If and when you do place her in another facility, I urge you to ration incoming phone calls from her and only accept such calls for an hour at a fixed time of day...If the caregivers at the facility see something is not right, then they can call you anytime on the facility phone.

At the moment it seems to me that this wonderful but confused elderly lady is the rudder that is steering the family ship...

As you decide what to do, I offer God's
Grace + Peace,

Old Bob

Texasgal Dec 2020
Your mother has lived her life - do not drag your family down any further. I understand being an "empath" and the emotional toll it takes. I'm highly sensitive to "energy" and my mom who is a full-blown narcissist brought chaos, negative energy, manipulation, and a toxic energy to my home too.

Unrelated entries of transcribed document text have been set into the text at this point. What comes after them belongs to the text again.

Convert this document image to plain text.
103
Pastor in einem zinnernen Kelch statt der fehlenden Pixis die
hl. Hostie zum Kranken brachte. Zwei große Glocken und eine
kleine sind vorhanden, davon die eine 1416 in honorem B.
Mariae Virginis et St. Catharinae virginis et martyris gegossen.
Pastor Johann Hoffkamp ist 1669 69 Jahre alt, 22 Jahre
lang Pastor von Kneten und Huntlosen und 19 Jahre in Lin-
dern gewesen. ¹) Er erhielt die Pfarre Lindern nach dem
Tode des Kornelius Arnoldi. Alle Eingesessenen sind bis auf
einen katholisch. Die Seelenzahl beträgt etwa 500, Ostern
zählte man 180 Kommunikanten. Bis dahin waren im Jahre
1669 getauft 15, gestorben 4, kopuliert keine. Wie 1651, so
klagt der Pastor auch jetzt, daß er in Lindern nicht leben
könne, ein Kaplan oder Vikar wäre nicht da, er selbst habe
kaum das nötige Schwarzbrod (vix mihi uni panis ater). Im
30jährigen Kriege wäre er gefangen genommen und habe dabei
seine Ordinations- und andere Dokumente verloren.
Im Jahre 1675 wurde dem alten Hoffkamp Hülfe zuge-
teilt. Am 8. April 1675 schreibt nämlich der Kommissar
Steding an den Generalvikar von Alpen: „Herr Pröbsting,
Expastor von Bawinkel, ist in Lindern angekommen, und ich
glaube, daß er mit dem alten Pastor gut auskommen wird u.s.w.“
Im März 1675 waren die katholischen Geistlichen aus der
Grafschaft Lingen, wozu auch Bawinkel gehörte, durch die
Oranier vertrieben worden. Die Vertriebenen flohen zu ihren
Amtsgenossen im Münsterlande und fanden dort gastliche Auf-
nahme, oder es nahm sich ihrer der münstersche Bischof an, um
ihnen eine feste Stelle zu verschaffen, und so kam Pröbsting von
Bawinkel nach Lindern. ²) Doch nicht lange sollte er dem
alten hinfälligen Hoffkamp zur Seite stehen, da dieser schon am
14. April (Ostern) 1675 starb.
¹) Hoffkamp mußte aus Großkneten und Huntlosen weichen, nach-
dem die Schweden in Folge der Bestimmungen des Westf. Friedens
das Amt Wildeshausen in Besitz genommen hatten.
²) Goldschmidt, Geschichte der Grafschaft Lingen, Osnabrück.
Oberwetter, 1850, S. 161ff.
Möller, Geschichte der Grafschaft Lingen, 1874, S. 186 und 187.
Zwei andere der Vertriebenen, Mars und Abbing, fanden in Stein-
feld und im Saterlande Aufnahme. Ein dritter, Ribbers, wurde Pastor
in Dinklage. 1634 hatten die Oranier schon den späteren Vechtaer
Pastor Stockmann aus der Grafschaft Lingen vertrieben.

For 3 years I was becoming more and more ill with heart palpitations, low energy, depression, etc. She had a stroke and is now in AL. It's very nice and she is getting the care and attention she needs. And I'm getting my life back slowly. I literally felt like I had PTSD. The pandemic has also made for a most difficult year. I had multiple tests run and am very thankful there is nothing amiss - which makes me totally believe it was all mental. Stress can and will kill you slowly. Get her out of your house! There are plenty of good places. Take back your peaceful home. Or you will regret it!